The first two amendments proposed to the bill were new strategies of pension borrowing, including selling debt to the pension funds themselves or selling pension bonds and providing a portion of the bonds to the pension funds as part of the State’s payment. Neither concept gained much support. A third amendment, which mirrored the pension borrowing proposal in SB49, included issuing back-loaded pension obligation bonds rather than private placement debt to make the FY2011 contributions to the retirement systems. The $4.1 billion in new pension debt would have been paid back over eight years and only required small amounts of interest in the first few years with payments ballooning in the later years of the deal. Ultimately, this borrowing was projected to cost the State roughly $1 billion in total interest. However, the proposal fell 13 votes short of the three-fifths majority needed in the house to issue new debt under the debt provisions of the Illinois Constitution.

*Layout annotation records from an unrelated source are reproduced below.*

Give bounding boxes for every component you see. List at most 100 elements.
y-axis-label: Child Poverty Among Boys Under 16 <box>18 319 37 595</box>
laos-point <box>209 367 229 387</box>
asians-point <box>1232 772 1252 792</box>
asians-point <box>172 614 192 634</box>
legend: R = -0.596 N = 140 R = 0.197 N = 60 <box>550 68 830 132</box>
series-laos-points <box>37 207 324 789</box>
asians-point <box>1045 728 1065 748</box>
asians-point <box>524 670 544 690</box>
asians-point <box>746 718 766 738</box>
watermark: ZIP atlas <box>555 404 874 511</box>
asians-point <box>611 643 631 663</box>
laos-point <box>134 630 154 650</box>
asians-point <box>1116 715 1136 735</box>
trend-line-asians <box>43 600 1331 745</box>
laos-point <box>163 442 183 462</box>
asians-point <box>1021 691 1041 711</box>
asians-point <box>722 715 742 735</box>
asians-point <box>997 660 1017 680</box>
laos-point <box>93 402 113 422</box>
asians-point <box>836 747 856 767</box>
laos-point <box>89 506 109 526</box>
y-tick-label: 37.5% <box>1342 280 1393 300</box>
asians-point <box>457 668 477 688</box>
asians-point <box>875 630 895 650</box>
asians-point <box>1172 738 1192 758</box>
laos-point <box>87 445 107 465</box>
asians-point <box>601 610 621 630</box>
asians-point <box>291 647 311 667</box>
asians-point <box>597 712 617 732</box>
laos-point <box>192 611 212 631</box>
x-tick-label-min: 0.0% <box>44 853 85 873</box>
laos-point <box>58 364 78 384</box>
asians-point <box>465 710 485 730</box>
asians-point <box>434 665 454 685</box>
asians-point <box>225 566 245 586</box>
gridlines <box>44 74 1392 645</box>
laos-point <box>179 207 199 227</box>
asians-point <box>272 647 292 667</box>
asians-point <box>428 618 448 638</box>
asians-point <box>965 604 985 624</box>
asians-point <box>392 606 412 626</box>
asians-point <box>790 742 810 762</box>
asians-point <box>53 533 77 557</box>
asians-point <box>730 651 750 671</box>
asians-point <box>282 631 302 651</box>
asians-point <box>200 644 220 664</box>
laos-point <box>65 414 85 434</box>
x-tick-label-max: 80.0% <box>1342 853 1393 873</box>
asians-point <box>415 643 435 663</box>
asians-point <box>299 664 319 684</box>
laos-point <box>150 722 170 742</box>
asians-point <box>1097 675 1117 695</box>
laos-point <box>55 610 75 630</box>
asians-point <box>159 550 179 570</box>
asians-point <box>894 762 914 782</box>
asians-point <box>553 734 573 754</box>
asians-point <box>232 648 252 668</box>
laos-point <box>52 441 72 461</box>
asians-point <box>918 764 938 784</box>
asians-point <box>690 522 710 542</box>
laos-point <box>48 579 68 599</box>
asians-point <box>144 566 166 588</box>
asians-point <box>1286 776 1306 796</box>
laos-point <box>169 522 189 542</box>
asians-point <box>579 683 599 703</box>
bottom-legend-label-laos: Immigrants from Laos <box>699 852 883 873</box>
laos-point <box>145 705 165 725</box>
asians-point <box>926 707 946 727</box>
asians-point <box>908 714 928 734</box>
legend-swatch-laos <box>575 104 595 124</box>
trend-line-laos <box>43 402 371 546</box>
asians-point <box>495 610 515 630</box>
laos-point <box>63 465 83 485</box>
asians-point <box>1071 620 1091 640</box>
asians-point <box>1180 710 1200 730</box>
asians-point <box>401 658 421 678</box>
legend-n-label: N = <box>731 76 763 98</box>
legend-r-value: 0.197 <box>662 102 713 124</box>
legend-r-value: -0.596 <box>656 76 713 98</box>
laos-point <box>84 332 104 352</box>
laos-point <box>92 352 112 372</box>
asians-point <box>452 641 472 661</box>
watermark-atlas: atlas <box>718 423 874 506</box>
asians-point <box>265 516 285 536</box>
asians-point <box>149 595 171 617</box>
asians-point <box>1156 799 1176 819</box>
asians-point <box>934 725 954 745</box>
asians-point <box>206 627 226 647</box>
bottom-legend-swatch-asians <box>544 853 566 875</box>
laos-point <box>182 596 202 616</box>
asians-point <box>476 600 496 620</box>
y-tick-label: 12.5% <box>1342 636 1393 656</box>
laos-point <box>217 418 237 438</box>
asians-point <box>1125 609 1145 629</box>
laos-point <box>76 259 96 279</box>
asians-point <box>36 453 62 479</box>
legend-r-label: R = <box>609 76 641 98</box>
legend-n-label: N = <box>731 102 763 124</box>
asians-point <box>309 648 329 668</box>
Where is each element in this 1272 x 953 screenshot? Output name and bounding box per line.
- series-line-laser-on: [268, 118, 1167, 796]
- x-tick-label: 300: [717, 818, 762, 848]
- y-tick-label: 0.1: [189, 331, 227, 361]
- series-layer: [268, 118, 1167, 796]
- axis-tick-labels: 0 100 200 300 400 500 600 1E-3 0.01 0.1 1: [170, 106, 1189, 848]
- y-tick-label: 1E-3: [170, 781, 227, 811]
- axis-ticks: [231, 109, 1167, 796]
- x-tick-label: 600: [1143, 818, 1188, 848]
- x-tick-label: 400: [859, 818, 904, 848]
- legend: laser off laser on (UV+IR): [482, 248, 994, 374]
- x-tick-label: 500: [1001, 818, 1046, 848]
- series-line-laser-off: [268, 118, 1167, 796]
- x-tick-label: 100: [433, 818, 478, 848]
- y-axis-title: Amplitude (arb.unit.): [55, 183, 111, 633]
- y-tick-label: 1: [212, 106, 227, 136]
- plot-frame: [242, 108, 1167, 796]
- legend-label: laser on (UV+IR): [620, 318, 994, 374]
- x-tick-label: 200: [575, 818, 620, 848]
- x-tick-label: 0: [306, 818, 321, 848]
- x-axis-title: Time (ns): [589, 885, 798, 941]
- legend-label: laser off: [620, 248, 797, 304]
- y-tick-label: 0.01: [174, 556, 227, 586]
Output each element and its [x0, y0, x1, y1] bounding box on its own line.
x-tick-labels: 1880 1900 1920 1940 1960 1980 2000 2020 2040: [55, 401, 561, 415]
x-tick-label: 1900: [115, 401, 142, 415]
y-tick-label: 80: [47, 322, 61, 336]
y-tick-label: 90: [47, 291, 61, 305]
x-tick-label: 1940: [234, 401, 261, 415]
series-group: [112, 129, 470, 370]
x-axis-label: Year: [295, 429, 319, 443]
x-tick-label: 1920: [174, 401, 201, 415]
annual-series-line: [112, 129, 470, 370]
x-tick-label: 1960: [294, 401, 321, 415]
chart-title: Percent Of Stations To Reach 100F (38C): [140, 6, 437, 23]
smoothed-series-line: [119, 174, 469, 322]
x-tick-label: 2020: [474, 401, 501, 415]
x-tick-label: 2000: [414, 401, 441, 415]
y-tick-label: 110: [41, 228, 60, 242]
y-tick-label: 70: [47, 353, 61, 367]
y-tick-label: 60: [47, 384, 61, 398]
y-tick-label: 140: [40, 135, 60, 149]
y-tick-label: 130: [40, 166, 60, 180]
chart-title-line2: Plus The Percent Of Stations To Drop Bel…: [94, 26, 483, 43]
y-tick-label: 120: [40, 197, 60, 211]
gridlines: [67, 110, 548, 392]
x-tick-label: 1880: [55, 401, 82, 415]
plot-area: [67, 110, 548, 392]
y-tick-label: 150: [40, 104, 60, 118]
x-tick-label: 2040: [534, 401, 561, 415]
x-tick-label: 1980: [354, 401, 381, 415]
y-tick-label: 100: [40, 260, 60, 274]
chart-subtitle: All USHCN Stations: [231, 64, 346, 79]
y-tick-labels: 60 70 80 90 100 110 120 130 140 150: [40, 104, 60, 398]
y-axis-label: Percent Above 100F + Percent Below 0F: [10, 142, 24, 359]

The Senate also passed an increase in the cigarette tax by $1 per pack that will bring in State revenues estimated to total $200 million and reap an additional $120 million in federal matching dollars through Medicaid reimbursements. Both houses of the legislature included new authority of the Governor to securitize the State’s annual payment from the State’s tobacco liability settlement over the next 19 years (HB2428 and SB3660). The tobacco settlement securitization would reduce program funding by the average annual payment of $300 million in favor of one-time revenues in FY2011 totaling $1.8 billion. The Senate’s emergency budget act also would allow the Governor to delay making the required pension payment until adequate revenues are available and to unilaterally change the budget through lump sum appropriations. Although authorization for the Governor to defer the State’s pension payment passed the Senate with a small majority, it remains to be seen what action the House will take.
The General Assembly has yet to release any timetable for the House or the Senate to reconvene before the end of May. Under the Illinois Constitution, after May 31, 2010, a supermajority vote will be needed to send the FY2011 budget to the Governor for his signature. The state fiscal year ends on June 30, 2010.